Vata Restoration Routine



  • Set up a regular daily routine and stick to it.
  • Eat sensibly at regular intervals without skipping meals.
  • Arrange your day after work hours to maximize relaxation.
  • Find ways to be experience joy every day.
  • Go out into Nature as often as possible—a relaxing evening walk makes a good start.
  • Make sure you stretch and move once an hour during the day.
  • Give yourself 5 to 10 minutes of down time several times a day.
  • Practice meditation or yoga.
  • Make your work and home environment as quiet and calm as you can.
  • Eat a healthy whole-foods diet, preferably organic.
  • Stay well hydrated during the day.
  • Attend to small aches and pains. Don’t exert yourself to the point of muscle soreness.



Once you have an overall picture of Vata, both in and out of balance, you can approach sleep not as a specific issue but as one facet of Vata as it affects your entire life. The human nervous system holds the key to every other system in the body as well as to your state of awareness. There is every reason to make your life creative and joyful, yet in modern society people make small adaptations to abnormal conditions that little by little encroach on the perfect operation of the nervous system.
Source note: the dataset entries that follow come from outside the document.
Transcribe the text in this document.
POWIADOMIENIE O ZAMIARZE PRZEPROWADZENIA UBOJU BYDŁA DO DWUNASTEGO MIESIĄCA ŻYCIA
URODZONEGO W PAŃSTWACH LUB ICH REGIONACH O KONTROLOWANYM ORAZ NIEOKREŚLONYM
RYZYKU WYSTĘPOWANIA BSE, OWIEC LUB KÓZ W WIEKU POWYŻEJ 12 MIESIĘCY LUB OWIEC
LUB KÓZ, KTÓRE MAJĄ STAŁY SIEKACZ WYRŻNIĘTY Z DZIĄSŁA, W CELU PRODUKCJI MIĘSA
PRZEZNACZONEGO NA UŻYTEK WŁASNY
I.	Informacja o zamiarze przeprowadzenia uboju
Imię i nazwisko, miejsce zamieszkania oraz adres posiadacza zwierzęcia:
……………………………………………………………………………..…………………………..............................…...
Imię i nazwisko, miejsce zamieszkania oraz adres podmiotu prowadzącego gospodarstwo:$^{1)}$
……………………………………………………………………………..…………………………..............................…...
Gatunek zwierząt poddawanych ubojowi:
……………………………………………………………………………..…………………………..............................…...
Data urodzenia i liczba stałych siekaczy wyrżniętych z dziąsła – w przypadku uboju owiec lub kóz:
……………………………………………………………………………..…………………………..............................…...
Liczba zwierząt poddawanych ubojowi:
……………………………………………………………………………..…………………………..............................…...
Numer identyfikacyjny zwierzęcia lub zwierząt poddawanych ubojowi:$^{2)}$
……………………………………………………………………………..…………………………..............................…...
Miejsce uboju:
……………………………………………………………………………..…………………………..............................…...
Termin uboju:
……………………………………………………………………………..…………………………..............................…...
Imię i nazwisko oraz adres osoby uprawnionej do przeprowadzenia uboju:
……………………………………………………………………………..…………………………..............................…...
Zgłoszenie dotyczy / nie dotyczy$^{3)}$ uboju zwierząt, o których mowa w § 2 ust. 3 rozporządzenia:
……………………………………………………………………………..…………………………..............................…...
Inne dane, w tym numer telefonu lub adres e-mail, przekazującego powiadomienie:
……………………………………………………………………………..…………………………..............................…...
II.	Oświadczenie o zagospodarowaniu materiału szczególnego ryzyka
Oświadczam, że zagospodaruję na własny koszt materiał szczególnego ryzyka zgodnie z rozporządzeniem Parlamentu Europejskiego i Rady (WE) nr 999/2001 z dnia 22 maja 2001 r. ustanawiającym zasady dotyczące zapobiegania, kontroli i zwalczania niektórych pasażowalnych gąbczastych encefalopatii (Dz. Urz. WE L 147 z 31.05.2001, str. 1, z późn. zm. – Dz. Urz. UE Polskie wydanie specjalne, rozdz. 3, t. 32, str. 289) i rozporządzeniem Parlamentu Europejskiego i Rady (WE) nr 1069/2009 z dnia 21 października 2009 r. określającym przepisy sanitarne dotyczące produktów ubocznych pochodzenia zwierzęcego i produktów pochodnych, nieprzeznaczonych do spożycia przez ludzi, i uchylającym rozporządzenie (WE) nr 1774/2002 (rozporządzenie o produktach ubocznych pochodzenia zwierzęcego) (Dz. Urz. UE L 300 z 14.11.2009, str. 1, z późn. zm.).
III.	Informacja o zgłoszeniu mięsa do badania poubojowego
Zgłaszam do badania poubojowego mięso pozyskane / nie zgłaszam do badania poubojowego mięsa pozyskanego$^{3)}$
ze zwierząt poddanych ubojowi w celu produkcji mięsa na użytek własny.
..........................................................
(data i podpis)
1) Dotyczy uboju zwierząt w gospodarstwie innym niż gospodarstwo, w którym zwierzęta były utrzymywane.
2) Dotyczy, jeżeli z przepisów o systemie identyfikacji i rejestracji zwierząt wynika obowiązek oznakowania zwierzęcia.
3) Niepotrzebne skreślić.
The attitude to take is “No more”—no more giving in to the daily conditions or habits that are not normal if you want to experience joy and creativity. Settling for poor sleep is never an isolated choice. It is wrapped up in your vision of who you are and what your life should be. With that in mind, Ayurveda can show you how to bring Vata, the leading dosha, back to its role in providing joy and creativity. This is a goal worth pursuing for everyone.